Une onde de choc parcourt le Québec alors que Postes Canada confirme un virage majeur qui risque de déplaire à des millions de foyers. Attendu depuis des années, ce projet se concrétise officiellement: la livraison du courrier directement à la porte sera graduellement abandonnée au profit de boîtes postales communautaires installées partout au pays. Cette transformation, qui vise environ quatre millions d'adresses, touche le dernier groupe de Canadiens bénéficiant encore de ce service traditionnel, promettant de bouleverser leurs habitudes et de susciter de vives réactions à travers la province et au-delà.

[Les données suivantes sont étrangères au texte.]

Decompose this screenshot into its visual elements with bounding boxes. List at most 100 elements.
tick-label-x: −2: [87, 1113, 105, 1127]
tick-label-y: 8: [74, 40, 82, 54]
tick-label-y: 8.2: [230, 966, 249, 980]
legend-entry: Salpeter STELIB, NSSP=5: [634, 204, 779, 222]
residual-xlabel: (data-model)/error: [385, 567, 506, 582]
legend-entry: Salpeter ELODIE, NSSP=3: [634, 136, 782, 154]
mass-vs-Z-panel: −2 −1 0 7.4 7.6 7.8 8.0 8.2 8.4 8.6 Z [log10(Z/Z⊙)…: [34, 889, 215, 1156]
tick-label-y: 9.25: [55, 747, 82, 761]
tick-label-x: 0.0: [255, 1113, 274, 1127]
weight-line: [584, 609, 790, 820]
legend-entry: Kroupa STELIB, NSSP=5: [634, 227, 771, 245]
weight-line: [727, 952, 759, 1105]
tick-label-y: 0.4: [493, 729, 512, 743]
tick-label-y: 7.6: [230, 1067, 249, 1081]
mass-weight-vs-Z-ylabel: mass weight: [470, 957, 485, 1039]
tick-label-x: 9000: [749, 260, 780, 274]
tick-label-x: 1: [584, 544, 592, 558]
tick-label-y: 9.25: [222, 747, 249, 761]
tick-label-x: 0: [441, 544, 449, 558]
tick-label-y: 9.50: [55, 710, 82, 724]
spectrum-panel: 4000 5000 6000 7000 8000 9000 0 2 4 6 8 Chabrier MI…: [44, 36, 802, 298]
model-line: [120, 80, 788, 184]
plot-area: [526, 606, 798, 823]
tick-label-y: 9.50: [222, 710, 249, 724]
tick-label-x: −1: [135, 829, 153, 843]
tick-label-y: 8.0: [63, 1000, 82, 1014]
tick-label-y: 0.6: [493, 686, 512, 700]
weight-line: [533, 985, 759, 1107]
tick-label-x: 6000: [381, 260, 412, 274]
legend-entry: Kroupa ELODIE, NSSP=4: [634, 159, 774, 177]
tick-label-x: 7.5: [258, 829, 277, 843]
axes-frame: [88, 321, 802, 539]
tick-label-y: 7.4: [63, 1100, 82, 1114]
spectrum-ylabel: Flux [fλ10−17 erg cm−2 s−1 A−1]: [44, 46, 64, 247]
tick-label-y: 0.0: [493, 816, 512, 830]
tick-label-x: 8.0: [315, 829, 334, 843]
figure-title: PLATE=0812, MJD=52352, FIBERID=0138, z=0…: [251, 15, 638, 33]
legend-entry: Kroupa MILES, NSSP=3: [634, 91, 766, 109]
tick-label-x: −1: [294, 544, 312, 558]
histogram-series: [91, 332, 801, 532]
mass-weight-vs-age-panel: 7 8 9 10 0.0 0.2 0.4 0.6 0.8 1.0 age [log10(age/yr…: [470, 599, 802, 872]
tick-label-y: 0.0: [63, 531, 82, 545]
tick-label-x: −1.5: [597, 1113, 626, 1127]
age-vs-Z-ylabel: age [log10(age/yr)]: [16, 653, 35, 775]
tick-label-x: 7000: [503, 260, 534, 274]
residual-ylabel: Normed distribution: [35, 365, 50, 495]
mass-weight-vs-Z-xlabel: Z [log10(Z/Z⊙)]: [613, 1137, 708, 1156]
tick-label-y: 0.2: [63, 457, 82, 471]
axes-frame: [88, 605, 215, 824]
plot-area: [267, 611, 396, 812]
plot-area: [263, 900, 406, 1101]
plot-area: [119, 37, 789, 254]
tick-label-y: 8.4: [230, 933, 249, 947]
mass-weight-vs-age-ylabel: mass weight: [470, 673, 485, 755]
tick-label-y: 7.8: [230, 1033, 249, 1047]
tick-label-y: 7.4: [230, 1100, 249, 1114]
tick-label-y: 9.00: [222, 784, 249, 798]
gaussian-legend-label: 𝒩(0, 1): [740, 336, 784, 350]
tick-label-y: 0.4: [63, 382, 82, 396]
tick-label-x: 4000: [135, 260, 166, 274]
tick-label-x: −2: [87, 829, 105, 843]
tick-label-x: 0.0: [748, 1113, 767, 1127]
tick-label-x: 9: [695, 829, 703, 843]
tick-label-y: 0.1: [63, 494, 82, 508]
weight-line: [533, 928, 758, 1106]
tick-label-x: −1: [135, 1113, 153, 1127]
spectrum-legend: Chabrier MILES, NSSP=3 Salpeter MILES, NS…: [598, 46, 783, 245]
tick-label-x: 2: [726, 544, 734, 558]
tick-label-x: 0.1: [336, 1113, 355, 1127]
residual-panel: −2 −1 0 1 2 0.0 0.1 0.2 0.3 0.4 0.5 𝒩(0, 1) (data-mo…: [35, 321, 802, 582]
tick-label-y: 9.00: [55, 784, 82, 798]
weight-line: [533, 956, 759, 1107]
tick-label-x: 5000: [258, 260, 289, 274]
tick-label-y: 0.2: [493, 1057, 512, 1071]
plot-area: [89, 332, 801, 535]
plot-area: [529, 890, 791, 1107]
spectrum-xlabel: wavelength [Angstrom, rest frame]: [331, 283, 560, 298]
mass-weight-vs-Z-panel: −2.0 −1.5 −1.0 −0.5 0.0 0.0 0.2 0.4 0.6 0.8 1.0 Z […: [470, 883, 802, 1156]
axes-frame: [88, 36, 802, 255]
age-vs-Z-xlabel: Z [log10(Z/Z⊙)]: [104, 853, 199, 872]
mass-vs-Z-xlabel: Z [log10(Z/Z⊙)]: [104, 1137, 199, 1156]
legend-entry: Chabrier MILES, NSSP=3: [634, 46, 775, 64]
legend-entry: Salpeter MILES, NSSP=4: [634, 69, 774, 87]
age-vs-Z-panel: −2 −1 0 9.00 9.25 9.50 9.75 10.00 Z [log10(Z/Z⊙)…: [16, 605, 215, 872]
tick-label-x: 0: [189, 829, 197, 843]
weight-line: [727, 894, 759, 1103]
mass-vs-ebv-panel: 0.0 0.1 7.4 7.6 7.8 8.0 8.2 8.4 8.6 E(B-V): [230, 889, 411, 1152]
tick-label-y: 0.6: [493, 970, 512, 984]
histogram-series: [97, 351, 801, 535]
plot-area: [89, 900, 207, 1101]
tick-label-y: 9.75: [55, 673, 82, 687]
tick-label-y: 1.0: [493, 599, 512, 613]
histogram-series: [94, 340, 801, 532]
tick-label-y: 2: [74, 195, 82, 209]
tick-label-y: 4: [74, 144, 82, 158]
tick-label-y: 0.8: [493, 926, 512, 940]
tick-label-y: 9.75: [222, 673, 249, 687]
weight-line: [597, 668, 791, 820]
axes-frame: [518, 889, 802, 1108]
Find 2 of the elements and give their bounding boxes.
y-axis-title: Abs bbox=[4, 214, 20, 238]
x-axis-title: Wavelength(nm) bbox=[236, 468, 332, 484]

Derrière cette décision qui soulève l'indignation, se cachent des enjeux financiers colossaux pour la société d'État. Postes Canada accumule en effet plus de cinq milliards de dollars de pertes importantes depuis 2018, une situation intenable qui a déjà contraint le gouvernement à accorder un prêt d'un milliard de dollars cette année. Ottawa espère que ce virage générera près de 400 millions de dollars d'économies annuelles, un argument économique qui, malgré son poids, peine à apaiser la grogne populaire et les critiques acerbes face à un service jugé essentiel.
L'annonce de ce changement n'a pas tardé à provoquer une levée de boucliers de toutes parts. Le syndicat des travailleurs des postes dénonce avec véhémence un projet qui pourrait entraîner des pertes d'emplois significatives, ajoutant à l'incertitude économique. De plus, des groupes représentant les aînés et les personnes en situation de handicap expriment de sérieuses craintes, redoutant un accès plus compliqué au courrier, particulièrement ardu durant nos hivers rigoureux. Dans plusieurs régions rurales, l'inquiétude est encore plus forte, ces communautés craignant d'être pénalisées par une refonte jugée inadaptée à leur réalité.
Malgré les préoccupations grandissantes, le déploiement de ce plan demeure flou, aucune date précise n'ayant été annoncée pour le déploiement complet. Postes Canada poursuit ses consultations avec les syndicats et les municipalités, tentant de naviguer dans cette controverse. Le ministre Joël Lightbound avait évoqué une transition pouvant s'étendre sur une période d'environ neuf ans, nécessitant également une modification de la Charte du service postal. En attendant, l'incertitude plane et la grogne monte, laissant présager de longs débats sur l'avenir de la livraison du courrier au Canada.